L’usage de la cocaïne semble être en hausse en Afrique
Le taux de prévalence annuelle se situerait aux alentours de 0,2 % chez les 15-64 ans; en d’autres termes, environ un million d’Africains auraient consommé de la cocaïne au cours de l’année écoulée. En Afrique du Nord, où la prévalence de l’usage de cocaïne est considérée comme faible, une augmentation de la consommation a été enregistrée en Algérie et au Maroc. L’usage d’héroïne semble avoir augmenté en Afrique: 60 % des pays ayant fourni des informations sur la question pour 2009 ont signalé une augmentation de la consommation d’opioïdes. En 2009, selon les estimations, la prévalence annuelle de l’usage d’opiacés en Afrique était comprise entre 0,2 et 0,6 % chez les 15-64 ans. La prévalence de l’usage d’héroïne est plus élevée en Afrique de l’Est (particulièrement à Maurice et au Kenya) que dans d’autres sous-régions africaines.

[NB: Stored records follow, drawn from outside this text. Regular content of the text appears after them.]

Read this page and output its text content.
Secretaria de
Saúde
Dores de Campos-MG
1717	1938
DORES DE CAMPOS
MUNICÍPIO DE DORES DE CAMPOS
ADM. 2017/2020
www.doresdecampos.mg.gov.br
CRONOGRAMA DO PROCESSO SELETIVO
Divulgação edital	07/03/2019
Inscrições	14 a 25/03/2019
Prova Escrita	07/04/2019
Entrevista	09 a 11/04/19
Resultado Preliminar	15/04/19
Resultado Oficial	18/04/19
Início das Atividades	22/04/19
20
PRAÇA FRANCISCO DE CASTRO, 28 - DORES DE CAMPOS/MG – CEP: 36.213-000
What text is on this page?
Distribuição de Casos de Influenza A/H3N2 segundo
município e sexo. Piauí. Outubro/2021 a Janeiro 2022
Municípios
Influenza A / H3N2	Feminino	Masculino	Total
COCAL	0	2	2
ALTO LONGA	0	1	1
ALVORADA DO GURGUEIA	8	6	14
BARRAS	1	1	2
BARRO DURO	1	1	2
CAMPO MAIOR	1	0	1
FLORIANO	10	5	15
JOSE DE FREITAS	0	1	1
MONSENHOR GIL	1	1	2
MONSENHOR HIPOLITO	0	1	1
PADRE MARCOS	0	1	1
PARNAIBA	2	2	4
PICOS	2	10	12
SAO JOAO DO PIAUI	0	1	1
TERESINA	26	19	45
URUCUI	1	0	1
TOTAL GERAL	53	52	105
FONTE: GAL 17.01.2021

La consommation d’héroïne par injection serait courante chez les toxicomanes au Kenya, où près de 43 % des usagers injecteurs sont infectés par le VIH/sida. Une augmentation de la consommation d’héroïne par injection a été constatée en République-Unie de Tanzanie, en particulier dans les zones côtières du pays. On estime actuellement dans le pays à 25 000 le nombre d’usagers de drogue par injection, dont 40 % sont infectés par le VIH/sida. Au Nigéria, on estime que le taux de prévalence de l’usage d’opiacés (essentiellement de l’héroïne) est passé de 0,57à 0,70 % en 2009, ce qui signifie que le pays comptait entre 500 000 et 600 000 héroïnomanes. En Afrique du Nord, la prévalence de la consommation d’héroïne par injection est particulièrement élevée parmi les toxicomanes en Égypte. On estime qu’au Caire, 6,8 % des personnes se droguant par injection sont infectées par le VIH/sida. En ce qui concerne la plupart des régions africaines, les données fiables sur l’usage de substances psychotropes sont limitées voire inexistantes. En Afrique du Sud, la méthaqualone, la méthamphétamine et la méthcathinone sont les substances psychotropes les plus couramment consommées. En Afrique du Sud, l’UNODC estime que le taux de prévalence annuelle de l’usage d’amphétamines se situe entre 0,7 et 1,4 % de la population adulte (âgée de 15 à 64 ans). Au Cap, la méthamphétamine (localement appelée « tik ») reste la principale substance à l’origine des
demandes de traitement. Dans de nombreux pays d’Afrique, l’usage non thérapeutique de médicaments soumis à prescription médicale, en particulier la buprénorphine, la pentazocine et les benzodiazépines, est toujours une source de problèmes considérables. En Afrique de l’Est, en Afrique de l’Ouest et en Afrique centrale, l’usage détourné de stimulants délivrés sur ordonnance est fréquent. À Maurice, la buprénorphine (Subutex) est consommée plus fréquemment que l’héroïne. On estime à environ 12 000 le nombre de personnes consommant de l’héroïne ou de la buprénorphine à Maurice. Il faut reconnaitre qu’en Afrique le trafic de cocaïne continue.